In the absence of a massive global flood event, since the oil sands are far from any large body of water, the theory does not explain how a terrestrial dinosaur could somehow end up in some unknown long-gone sea.
The pristine fossil record evidence from Borealopelta markmitchelli, rather than pointing to Darwin’s theory of “slight, successive” incremental changes over long periods of time, points to a near instantaneous massive global flood phenomenon. Evolution, not what they once said it should be.
Like A Statue
“It’s an animal so well preserved that its skeleton can’t be seen for the skin and soft tissues that still cover it,” explains science writer Ed Yong in The Atlantic article entitled “A dinosaur so well preserved, it looks like a statue.”
CNN writer, Matt Rehbein’s article “Shocking lifelike dinosaur fossil makes public debut,” agrees with Yong:
The sleeping giant you see when you look at it is astounding. For one thing, you don’t see bones; most of the skeleton is undetectable because it’s covered in fossilized skin and, as the museum describes it, ‘encased in intact body armor.’
Fossilization of the armored dinosaur happened quickly—not over a long period of time. According to Yong:
The dead dinosaur sank and hit the ocean floor hard enough to leave a small crater. Before sharks had a chance to nibble it, or worms had a chance to bury into its bones, it was quickly smothered by fine sediment and sealed off from the outside world.

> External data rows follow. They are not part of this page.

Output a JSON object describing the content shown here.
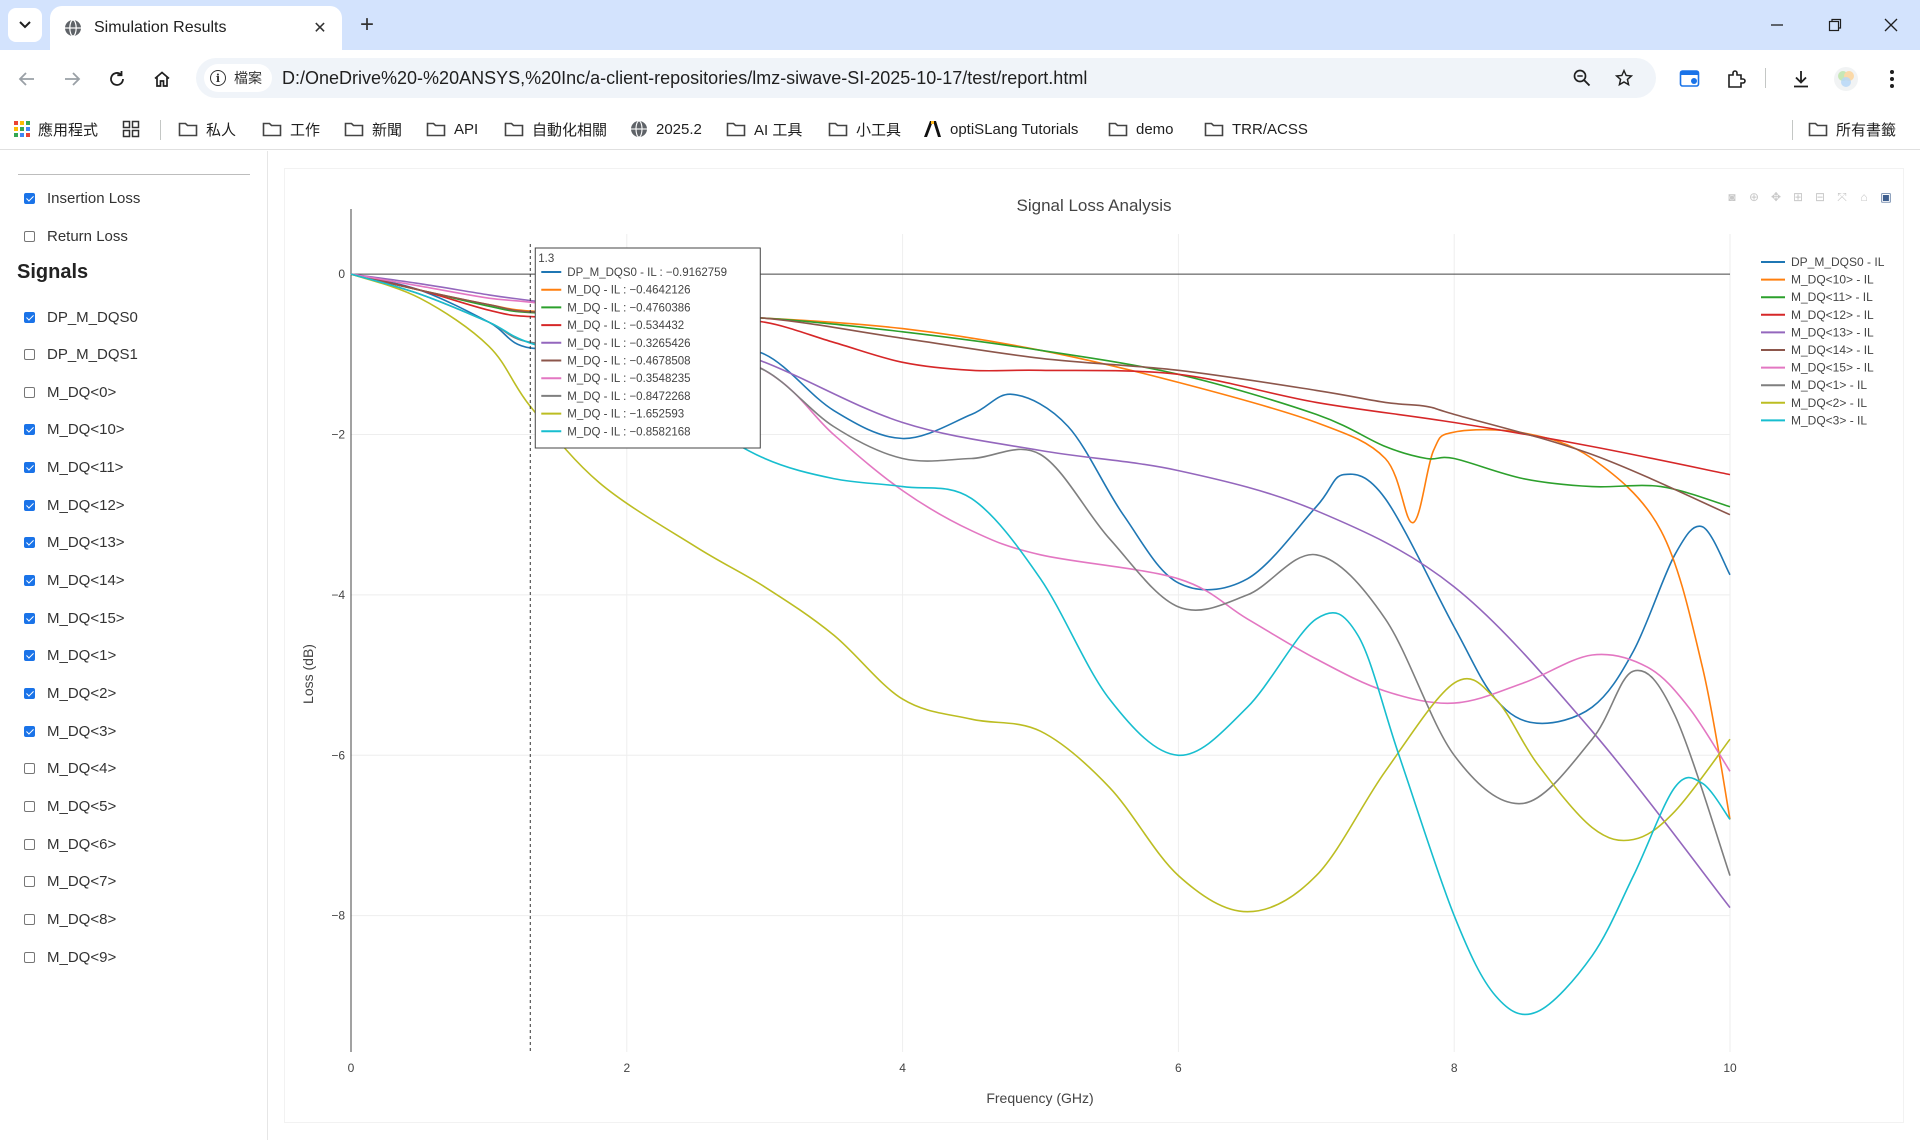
{
  "browser": {
    "tab_title": "Simulation Results",
    "site_chip_label": "檔案",
    "url": "D:/OneDrive%20-%20ANSYS,%20Inc/a-client-repositories/lmz-siwave-SI-2025-10-17/test/report.html",
    "bookmarks": [
      {
        "label": "應用程式",
        "icon": "apps-grid-icon"
      },
      {
        "label": "",
        "icon": "tab-groups-icon"
      },
      {
        "label": "私人",
        "icon": "folder-icon"
      },
      {
        "label": "工作",
        "icon": "folder-icon"
      },
      {
        "label": "新聞",
        "icon": "folder-icon"
      },
      {
        "label": "API",
        "icon": "folder-icon"
      },
      {
        "label": "自動化相關",
        "icon": "folder-icon"
      },
      {
        "label": "2025.2",
        "icon": "globe-icon"
      },
      {
        "label": "AI 工具",
        "icon": "folder-icon"
      },
      {
        "label": "小工具",
        "icon": "folder-icon"
      },
      {
        "label": "optiSLang Tutorials",
        "icon": "ansys-logo-icon"
      },
      {
        "label": "demo",
        "icon": "folder-icon"
      },
      {
        "label": "TRR/ACSS",
        "icon": "folder-icon"
      },
      {
        "label": "所有書籤",
        "icon": "folder-icon"
      }
    ]
  },
  "sidebar": {
    "loss_types": [
      {
        "label": "Insertion Loss",
        "checked": true
      },
      {
        "label": "Return Loss",
        "checked": false
      }
    ],
    "signals_heading": "Signals",
    "signals": [
      {
        "label": "DP_M_DQS0",
        "checked": true
      },
      {
        "label": "DP_M_DQS1",
        "checked": false
      },
      {
        "label": "M_DQ<0>",
        "checked": false
      },
      {
        "label": "M_DQ<10>",
        "checked": true
      },
      {
        "label": "M_DQ<11>",
        "checked": true
      },
      {
        "label": "M_DQ<12>",
        "checked": true
      },
      {
        "label": "M_DQ<13>",
        "checked": true
      },
      {
        "label": "M_DQ<14>",
        "checked": true
      },
      {
        "label": "M_DQ<15>",
        "checked": true
      },
      {
        "label": "M_DQ<1>",
        "checked": true
      },
      {
        "label": "M_DQ<2>",
        "checked": true
      },
      {
        "label": "M_DQ<3>",
        "checked": true
      },
      {
        "label": "M_DQ<4>",
        "checked": false
      },
      {
        "label": "M_DQ<5>",
        "checked": false
      },
      {
        "label": "M_DQ<6>",
        "checked": false
      },
      {
        "label": "M_DQ<7>",
        "checked": false
      },
      {
        "label": "M_DQ<8>",
        "checked": false
      },
      {
        "label": "M_DQ<9>",
        "checked": false
      }
    ]
  },
  "chart_data": {
    "type": "line",
    "title": "Signal Loss Analysis",
    "xlabel": "Frequency (GHz)",
    "ylabel": "Loss (dB)",
    "xlim": [
      0,
      10
    ],
    "ylim": [
      -9.7,
      0.5
    ],
    "xticks": [
      0,
      2,
      4,
      6,
      8,
      10
    ],
    "yticks": [
      0,
      -2,
      -4,
      -6,
      -8
    ],
    "grid": true,
    "legend_position": "right",
    "hover": {
      "x_label": "1.3",
      "x": 1.3,
      "entries": [
        {
          "text": "DP_M_DQS0 - IL : −0.9162759",
          "color": "#1f77b4"
        },
        {
          "text": "M_DQ - IL : −0.4642126",
          "color": "#ff7f0e"
        },
        {
          "text": "M_DQ - IL : −0.4760386",
          "color": "#2ca02c"
        },
        {
          "text": "M_DQ - IL : −0.534432",
          "color": "#d62728"
        },
        {
          "text": "M_DQ - IL : −0.3265426",
          "color": "#9467bd"
        },
        {
          "text": "M_DQ - IL : −0.4678508",
          "color": "#8c564b"
        },
        {
          "text": "M_DQ - IL : −0.3548235",
          "color": "#e377c2"
        },
        {
          "text": "M_DQ - IL : −0.8472268",
          "color": "#7f7f7f"
        },
        {
          "text": "M_DQ - IL : −1.652593",
          "color": "#bcbd22"
        },
        {
          "text": "M_DQ - IL : −0.8582168",
          "color": "#17becf"
        }
      ]
    },
    "series": [
      {
        "name": "DP_M_DQS0 - IL",
        "color": "#1f77b4",
        "x": [
          0,
          0.5,
          1,
          1.3,
          2,
          2.5,
          3,
          3.5,
          4,
          4.5,
          4.8,
          5.2,
          5.6,
          6,
          6.5,
          7,
          7.2,
          7.5,
          8,
          8.3,
          8.6,
          9,
          9.3,
          9.6,
          9.8,
          10
        ],
        "y": [
          0,
          -0.2,
          -0.6,
          -0.92,
          -0.85,
          -0.9,
          -1.0,
          -1.7,
          -2.05,
          -1.75,
          -1.5,
          -1.9,
          -3.0,
          -3.85,
          -3.8,
          -2.9,
          -2.5,
          -2.8,
          -4.4,
          -5.3,
          -5.6,
          -5.4,
          -4.7,
          -3.5,
          -3.15,
          -3.75
        ]
      },
      {
        "name": "M_DQ<10> - IL",
        "color": "#ff7f0e",
        "x": [
          0,
          0.5,
          1,
          1.3,
          2,
          3,
          4,
          5,
          6,
          7,
          7.5,
          7.7,
          7.85,
          8,
          8.5,
          9,
          9.5,
          9.8,
          10
        ],
        "y": [
          0,
          -0.2,
          -0.38,
          -0.46,
          -0.5,
          -0.55,
          -0.68,
          -0.95,
          -1.35,
          -1.85,
          -2.3,
          -3.1,
          -2.2,
          -1.97,
          -1.98,
          -2.3,
          -3.2,
          -4.9,
          -6.8
        ]
      },
      {
        "name": "M_DQ<11> - IL",
        "color": "#2ca02c",
        "x": [
          0,
          0.5,
          1,
          1.3,
          2,
          3,
          4,
          5,
          6,
          7,
          7.5,
          7.8,
          8,
          8.5,
          9,
          9.5,
          10
        ],
        "y": [
          0,
          -0.2,
          -0.4,
          -0.48,
          -0.5,
          -0.55,
          -0.72,
          -0.95,
          -1.25,
          -1.75,
          -2.15,
          -2.3,
          -2.3,
          -2.55,
          -2.65,
          -2.65,
          -2.9
        ]
      },
      {
        "name": "M_DQ<12> - IL",
        "color": "#d62728",
        "x": [
          0,
          0.5,
          1,
          1.3,
          2,
          2.5,
          3,
          3.5,
          4,
          4.5,
          5,
          6,
          7,
          8,
          9,
          10
        ],
        "y": [
          0,
          -0.2,
          -0.45,
          -0.53,
          -0.55,
          -0.55,
          -0.6,
          -0.85,
          -1.1,
          -1.2,
          -1.2,
          -1.25,
          -1.6,
          -1.85,
          -2.15,
          -2.5
        ]
      },
      {
        "name": "M_DQ<13> - IL",
        "color": "#9467bd",
        "x": [
          0,
          0.5,
          1,
          1.3,
          2,
          3,
          4,
          5,
          6,
          7,
          8,
          9,
          10
        ],
        "y": [
          0,
          -0.12,
          -0.26,
          -0.33,
          -0.5,
          -1.1,
          -1.85,
          -2.2,
          -2.45,
          -2.95,
          -3.9,
          -5.7,
          -7.9
        ]
      },
      {
        "name": "M_DQ<14> - IL",
        "color": "#8c564b",
        "x": [
          0,
          0.5,
          1,
          1.3,
          2,
          3,
          4,
          5,
          6,
          7,
          7.5,
          7.8,
          8,
          9,
          10
        ],
        "y": [
          0,
          -0.2,
          -0.38,
          -0.47,
          -0.48,
          -0.55,
          -0.8,
          -1.05,
          -1.2,
          -1.45,
          -1.6,
          -1.65,
          -1.75,
          -2.25,
          -3.0
        ]
      },
      {
        "name": "M_DQ<15> - IL",
        "color": "#e377c2",
        "x": [
          0,
          0.5,
          1,
          1.3,
          2,
          3,
          3.5,
          4,
          4.5,
          5,
          6,
          6.5,
          7,
          7.5,
          8,
          8.5,
          9,
          9.4,
          9.7,
          10
        ],
        "y": [
          0,
          -0.15,
          -0.3,
          -0.35,
          -0.5,
          -1.2,
          -2.0,
          -2.7,
          -3.2,
          -3.5,
          -3.8,
          -4.3,
          -4.8,
          -5.2,
          -5.35,
          -5.1,
          -4.75,
          -4.9,
          -5.4,
          -6.2
        ]
      },
      {
        "name": "M_DQ<1> - IL",
        "color": "#7f7f7f",
        "x": [
          0,
          0.5,
          1,
          1.3,
          2,
          2.5,
          3,
          3.5,
          4,
          4.5,
          5,
          5.5,
          6,
          6.5,
          7,
          7.5,
          8,
          8.5,
          9,
          9.3,
          9.6,
          10
        ],
        "y": [
          0,
          -0.25,
          -0.6,
          -0.85,
          -0.9,
          -1.0,
          -1.2,
          -1.9,
          -2.3,
          -2.3,
          -2.25,
          -3.3,
          -4.15,
          -4.0,
          -3.5,
          -4.3,
          -6.0,
          -6.6,
          -5.8,
          -4.95,
          -5.5,
          -7.5
        ]
      },
      {
        "name": "M_DQ<2> - IL",
        "color": "#bcbd22",
        "x": [
          0,
          0.5,
          1,
          1.3,
          1.8,
          2.5,
          3,
          3.5,
          4,
          4.5,
          5,
          5.5,
          6,
          6.5,
          7,
          7.5,
          8,
          8.3,
          8.6,
          9,
          9.3,
          9.6,
          10
        ],
        "y": [
          0,
          -0.3,
          -0.9,
          -1.65,
          -2.6,
          -3.4,
          -3.9,
          -4.5,
          -5.3,
          -5.55,
          -5.7,
          -6.4,
          -7.5,
          -7.95,
          -7.5,
          -6.2,
          -5.1,
          -5.3,
          -6.1,
          -6.9,
          -7.05,
          -6.7,
          -5.8
        ]
      },
      {
        "name": "M_DQ<3> - IL",
        "color": "#17becf",
        "x": [
          0,
          0.5,
          1,
          1.3,
          2,
          2.5,
          3,
          3.5,
          4,
          4.5,
          5,
          5.5,
          6,
          6.5,
          7,
          7.3,
          7.6,
          8,
          8.3,
          8.6,
          9,
          9.3,
          9.6,
          9.8,
          10
        ],
        "y": [
          0,
          -0.25,
          -0.6,
          -0.86,
          -1.2,
          -1.8,
          -2.3,
          -2.55,
          -2.65,
          -2.8,
          -3.8,
          -5.3,
          -6.0,
          -5.4,
          -4.3,
          -4.5,
          -6.0,
          -8.0,
          -9.0,
          -9.2,
          -8.5,
          -7.5,
          -6.4,
          -6.35,
          -6.8
        ]
      }
    ]
  }
}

“Normally when we find dinosaur fossils we just have a skeleton, the bones. And we have to use our imaginations to reconstruct what they look like,” explained Caleb Brown in an interview with The Guardian. Brown continued,
In this case, we’re very lucky in that it’s not just the bones; we have all of the armour, the osteoderm is preserved, we also have all the skin preserved and it is in three dimensions.
Contrary to the evolution industry’s once-popular foundational theory of uniformitarianism, fossils do not develop over long periods of time – as illustrated by Canada’s Red Deer River armored dinosaur. Darwin was wrong about fossilization. Evolution, not what they said it should be.